Unveil critical mutations responsible for antiviral drug resistance, contributing to precision medicine
Previously Jabara and colleagues have employed molecular barcodes to create a consensus sequence for individual viral templates amplified from HIV-1infected individuals and sought for the emergence of multiple single-nucleotide polymorphisms (SNPs) responsible for drug-resistance[17]. In such a way only SNPs present in the time as materials were collected can be identified; whether these SNPs have been present from the beginning of the primary infection or they were the SNPs derived from several rounds of nucleotide substitutions over the period of the treatment is however not traceable. Indeed, some substituted nucleotides in virus sequences may not be essential for the final phenotype and could be replaced due to the effects from different constraints during the selection process.

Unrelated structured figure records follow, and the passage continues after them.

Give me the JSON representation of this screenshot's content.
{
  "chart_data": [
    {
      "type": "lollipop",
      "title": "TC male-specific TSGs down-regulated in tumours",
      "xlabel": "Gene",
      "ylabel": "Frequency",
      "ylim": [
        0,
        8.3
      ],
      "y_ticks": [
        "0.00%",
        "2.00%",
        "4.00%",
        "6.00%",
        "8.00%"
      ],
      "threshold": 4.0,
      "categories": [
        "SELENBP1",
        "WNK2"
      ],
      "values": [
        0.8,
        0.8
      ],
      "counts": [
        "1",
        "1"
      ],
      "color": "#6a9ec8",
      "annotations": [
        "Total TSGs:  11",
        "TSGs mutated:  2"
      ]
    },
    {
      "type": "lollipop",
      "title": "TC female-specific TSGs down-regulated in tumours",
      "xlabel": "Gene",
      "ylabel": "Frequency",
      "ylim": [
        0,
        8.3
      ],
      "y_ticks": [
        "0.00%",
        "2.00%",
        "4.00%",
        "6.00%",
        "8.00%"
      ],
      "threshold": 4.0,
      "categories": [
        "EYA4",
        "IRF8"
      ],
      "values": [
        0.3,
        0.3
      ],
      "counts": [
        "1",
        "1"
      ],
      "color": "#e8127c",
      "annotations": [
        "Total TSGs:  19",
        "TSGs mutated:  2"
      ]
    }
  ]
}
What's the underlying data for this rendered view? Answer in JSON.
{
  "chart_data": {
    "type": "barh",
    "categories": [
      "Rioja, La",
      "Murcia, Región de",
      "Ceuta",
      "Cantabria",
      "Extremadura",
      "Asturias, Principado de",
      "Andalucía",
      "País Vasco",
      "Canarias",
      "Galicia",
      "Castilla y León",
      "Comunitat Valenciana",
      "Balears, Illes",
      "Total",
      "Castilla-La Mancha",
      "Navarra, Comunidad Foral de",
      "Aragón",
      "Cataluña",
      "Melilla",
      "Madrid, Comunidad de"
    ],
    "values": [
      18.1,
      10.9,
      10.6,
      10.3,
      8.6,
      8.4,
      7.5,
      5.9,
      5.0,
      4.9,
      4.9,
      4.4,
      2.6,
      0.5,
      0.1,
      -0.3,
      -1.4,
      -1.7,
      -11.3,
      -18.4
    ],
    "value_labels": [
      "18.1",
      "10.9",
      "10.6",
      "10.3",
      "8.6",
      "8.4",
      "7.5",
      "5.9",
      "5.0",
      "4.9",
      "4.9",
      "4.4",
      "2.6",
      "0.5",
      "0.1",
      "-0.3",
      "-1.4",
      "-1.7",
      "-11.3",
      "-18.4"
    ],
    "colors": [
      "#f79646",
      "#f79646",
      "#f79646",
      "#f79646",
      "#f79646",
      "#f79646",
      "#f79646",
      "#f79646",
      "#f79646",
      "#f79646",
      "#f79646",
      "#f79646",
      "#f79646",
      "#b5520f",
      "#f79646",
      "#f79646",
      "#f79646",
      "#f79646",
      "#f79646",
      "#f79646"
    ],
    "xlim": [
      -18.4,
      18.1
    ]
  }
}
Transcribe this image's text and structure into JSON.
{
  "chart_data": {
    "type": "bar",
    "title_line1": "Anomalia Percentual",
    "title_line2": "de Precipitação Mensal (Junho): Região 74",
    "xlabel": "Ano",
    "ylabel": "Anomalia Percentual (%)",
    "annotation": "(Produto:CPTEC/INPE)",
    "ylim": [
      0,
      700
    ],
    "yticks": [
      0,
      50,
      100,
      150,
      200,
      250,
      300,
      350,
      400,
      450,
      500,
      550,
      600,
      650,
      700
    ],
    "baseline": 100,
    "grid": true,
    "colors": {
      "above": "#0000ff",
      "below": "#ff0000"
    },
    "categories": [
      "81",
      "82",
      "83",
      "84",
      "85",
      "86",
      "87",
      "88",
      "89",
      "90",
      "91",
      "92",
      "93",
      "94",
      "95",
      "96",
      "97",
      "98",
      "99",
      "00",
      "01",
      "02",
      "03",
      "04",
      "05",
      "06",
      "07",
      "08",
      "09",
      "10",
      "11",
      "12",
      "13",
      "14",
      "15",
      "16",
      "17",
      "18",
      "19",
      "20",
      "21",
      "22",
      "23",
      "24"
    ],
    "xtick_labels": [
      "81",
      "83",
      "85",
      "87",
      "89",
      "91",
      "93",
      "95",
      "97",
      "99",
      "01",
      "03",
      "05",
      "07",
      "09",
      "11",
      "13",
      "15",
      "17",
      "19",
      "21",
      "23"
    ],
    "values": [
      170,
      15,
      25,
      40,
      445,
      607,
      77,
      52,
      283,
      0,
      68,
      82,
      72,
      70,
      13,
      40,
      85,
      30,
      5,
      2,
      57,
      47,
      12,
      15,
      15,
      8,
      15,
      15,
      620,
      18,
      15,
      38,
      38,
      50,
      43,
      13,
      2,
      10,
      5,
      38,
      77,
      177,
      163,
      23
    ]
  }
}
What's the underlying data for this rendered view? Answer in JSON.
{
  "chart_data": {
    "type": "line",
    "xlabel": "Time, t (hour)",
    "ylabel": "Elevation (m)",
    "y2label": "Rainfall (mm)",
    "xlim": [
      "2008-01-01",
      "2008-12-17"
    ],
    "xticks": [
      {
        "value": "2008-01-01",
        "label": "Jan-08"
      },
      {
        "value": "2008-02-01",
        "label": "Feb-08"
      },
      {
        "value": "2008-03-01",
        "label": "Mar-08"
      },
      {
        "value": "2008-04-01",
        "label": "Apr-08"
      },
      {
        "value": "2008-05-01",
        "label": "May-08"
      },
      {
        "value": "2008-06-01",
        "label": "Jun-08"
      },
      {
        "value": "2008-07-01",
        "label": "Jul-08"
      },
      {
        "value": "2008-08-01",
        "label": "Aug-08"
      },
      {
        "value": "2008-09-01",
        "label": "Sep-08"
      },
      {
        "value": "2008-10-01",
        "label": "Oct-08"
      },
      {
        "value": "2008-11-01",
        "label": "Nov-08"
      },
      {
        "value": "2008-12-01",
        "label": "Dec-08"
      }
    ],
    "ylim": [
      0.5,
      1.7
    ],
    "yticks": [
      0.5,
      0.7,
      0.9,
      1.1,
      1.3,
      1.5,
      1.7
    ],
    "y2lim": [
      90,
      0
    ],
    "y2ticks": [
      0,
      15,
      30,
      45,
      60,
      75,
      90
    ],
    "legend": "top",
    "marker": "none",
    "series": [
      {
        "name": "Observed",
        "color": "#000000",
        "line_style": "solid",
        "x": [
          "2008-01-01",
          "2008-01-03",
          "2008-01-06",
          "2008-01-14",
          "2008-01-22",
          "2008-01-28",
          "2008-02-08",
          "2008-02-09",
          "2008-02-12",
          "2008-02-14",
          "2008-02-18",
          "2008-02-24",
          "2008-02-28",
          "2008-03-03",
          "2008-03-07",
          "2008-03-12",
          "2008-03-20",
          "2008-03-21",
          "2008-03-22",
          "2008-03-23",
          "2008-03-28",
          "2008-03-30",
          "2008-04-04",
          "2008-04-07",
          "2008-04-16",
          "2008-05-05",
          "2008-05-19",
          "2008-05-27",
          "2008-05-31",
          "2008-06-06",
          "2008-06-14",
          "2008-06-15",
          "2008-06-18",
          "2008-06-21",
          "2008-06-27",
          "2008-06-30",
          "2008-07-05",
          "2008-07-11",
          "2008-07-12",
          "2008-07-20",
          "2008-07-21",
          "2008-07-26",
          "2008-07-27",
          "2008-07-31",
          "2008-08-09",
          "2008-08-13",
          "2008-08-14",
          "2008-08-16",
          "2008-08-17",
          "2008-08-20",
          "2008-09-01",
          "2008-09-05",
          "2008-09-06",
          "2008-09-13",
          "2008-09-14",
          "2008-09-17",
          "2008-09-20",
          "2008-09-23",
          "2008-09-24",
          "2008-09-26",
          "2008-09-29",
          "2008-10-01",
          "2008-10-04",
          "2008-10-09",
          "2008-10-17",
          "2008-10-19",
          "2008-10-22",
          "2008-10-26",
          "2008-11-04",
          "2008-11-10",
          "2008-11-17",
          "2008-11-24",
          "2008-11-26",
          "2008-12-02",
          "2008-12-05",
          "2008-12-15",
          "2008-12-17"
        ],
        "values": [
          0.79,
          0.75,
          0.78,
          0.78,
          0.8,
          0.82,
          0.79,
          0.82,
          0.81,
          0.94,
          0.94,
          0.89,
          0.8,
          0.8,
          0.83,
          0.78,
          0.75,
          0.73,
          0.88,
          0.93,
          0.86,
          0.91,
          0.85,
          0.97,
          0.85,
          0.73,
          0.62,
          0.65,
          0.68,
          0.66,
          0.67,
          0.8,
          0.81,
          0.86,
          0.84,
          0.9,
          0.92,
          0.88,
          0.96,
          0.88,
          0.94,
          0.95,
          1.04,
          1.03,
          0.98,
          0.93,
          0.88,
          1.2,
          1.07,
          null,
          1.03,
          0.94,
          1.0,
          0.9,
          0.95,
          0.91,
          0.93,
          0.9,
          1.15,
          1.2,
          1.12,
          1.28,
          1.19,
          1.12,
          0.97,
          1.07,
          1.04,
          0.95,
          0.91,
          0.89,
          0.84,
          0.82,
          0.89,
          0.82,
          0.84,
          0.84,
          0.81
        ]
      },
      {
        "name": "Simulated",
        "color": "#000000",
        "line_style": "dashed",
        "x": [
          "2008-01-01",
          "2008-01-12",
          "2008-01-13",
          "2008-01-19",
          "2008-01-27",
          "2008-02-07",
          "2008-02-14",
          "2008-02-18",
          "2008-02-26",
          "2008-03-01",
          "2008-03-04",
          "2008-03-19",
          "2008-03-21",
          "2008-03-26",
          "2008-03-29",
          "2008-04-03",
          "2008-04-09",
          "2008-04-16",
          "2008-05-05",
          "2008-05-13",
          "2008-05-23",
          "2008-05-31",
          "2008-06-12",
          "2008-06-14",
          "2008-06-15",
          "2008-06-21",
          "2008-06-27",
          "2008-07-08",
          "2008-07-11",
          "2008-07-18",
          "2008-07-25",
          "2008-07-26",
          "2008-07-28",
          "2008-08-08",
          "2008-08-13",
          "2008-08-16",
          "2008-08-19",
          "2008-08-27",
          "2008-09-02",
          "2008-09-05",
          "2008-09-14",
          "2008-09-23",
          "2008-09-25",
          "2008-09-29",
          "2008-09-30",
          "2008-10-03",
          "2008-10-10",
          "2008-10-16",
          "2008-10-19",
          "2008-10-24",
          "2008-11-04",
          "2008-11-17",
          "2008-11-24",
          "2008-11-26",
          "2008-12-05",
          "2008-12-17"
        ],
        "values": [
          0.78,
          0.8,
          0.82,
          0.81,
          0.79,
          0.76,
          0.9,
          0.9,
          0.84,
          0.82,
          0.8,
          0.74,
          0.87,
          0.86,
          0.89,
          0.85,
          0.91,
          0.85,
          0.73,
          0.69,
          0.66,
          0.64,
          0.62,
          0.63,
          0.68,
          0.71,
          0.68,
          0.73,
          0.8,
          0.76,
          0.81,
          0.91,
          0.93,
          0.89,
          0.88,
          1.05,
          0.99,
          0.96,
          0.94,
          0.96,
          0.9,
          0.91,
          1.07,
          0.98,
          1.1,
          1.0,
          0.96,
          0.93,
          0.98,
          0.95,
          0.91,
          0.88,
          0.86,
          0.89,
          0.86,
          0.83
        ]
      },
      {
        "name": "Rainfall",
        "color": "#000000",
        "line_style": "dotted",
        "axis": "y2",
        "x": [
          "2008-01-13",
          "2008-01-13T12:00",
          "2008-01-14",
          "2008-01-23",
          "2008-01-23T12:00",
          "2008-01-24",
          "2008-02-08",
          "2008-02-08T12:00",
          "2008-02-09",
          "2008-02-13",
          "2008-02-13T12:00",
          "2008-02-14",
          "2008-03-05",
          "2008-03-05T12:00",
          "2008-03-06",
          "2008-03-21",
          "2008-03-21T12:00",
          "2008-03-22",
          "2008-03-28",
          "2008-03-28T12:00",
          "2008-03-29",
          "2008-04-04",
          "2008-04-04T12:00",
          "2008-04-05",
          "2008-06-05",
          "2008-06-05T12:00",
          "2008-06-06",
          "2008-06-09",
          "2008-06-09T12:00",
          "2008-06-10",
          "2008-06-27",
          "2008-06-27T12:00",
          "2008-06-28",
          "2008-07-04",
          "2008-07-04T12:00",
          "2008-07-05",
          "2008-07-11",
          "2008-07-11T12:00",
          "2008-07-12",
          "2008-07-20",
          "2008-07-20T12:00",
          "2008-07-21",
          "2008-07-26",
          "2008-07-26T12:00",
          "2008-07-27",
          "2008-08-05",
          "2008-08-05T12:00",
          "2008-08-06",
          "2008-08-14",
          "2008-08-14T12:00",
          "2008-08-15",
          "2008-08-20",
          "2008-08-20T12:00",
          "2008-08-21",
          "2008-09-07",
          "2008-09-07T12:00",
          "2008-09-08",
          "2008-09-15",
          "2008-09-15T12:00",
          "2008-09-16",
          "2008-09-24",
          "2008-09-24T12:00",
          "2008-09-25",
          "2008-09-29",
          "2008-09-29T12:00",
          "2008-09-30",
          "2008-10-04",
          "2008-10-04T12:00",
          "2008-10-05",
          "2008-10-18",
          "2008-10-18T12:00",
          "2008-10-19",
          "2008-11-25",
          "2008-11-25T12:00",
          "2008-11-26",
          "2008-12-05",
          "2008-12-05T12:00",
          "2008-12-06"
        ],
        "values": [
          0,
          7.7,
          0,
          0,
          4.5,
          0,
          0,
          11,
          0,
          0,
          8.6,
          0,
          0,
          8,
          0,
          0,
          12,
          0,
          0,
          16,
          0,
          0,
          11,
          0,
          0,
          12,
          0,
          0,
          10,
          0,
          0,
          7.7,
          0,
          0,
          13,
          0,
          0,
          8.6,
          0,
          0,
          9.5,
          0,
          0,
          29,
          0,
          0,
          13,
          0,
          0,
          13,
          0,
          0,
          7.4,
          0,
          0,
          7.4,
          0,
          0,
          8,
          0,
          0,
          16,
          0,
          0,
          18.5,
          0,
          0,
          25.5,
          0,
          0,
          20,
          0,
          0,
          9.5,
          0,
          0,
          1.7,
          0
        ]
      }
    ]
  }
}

A genotype-traceable model for monitoring the dynamics of virus sequence changes is thus important to recapitulate evolutionary trajectories at a single-sequence level.
Our idea is that, by using barcoded viruses to infect host cells present in the selection pressure of antiviral drugs, after several rounds of passages we will then look for the variants that emerge mutations, rendering the viruses capable of surviving in the presence of antiviral drugs. Similar ideas have been applied on mosquito Infection models used to recapitulate the emerging variant of chikungunya virus that occurred in the Indian Ocean islands[152]. At that stage, molecular barcodes, accompanying high-throughput sequencing, allow us to segregate every dominant variant at a single-sequence level and decode corresponding genotypes. This approach can be done with different sorts of combinations of antiviral drugs to build up a database, which systematically associates different antiviral drug-resistant variants with corresponding mutations. Since viruses used in this approach are barcoded, we can also construct phylogenetic trees for individual antiviral drug-resistant variants, allowing us to monitor whether or not any intermediate nucleotide substitutions are required during the course of the evolutionary process to result in final antiviral drugs-resistant phenotypes. If this is the case, such information could be used as a guideline for clinical diagnostics. In other words, after unveiling the genotypes of viruses present in patients, based on experimental outputs released from this genotype-traceable model, medical doctors can foresee that an indicated patient might exhibit antiviral drug tolerance to certain drugs and adjust antiviral regimens for treatments to satisfy the need for every individual.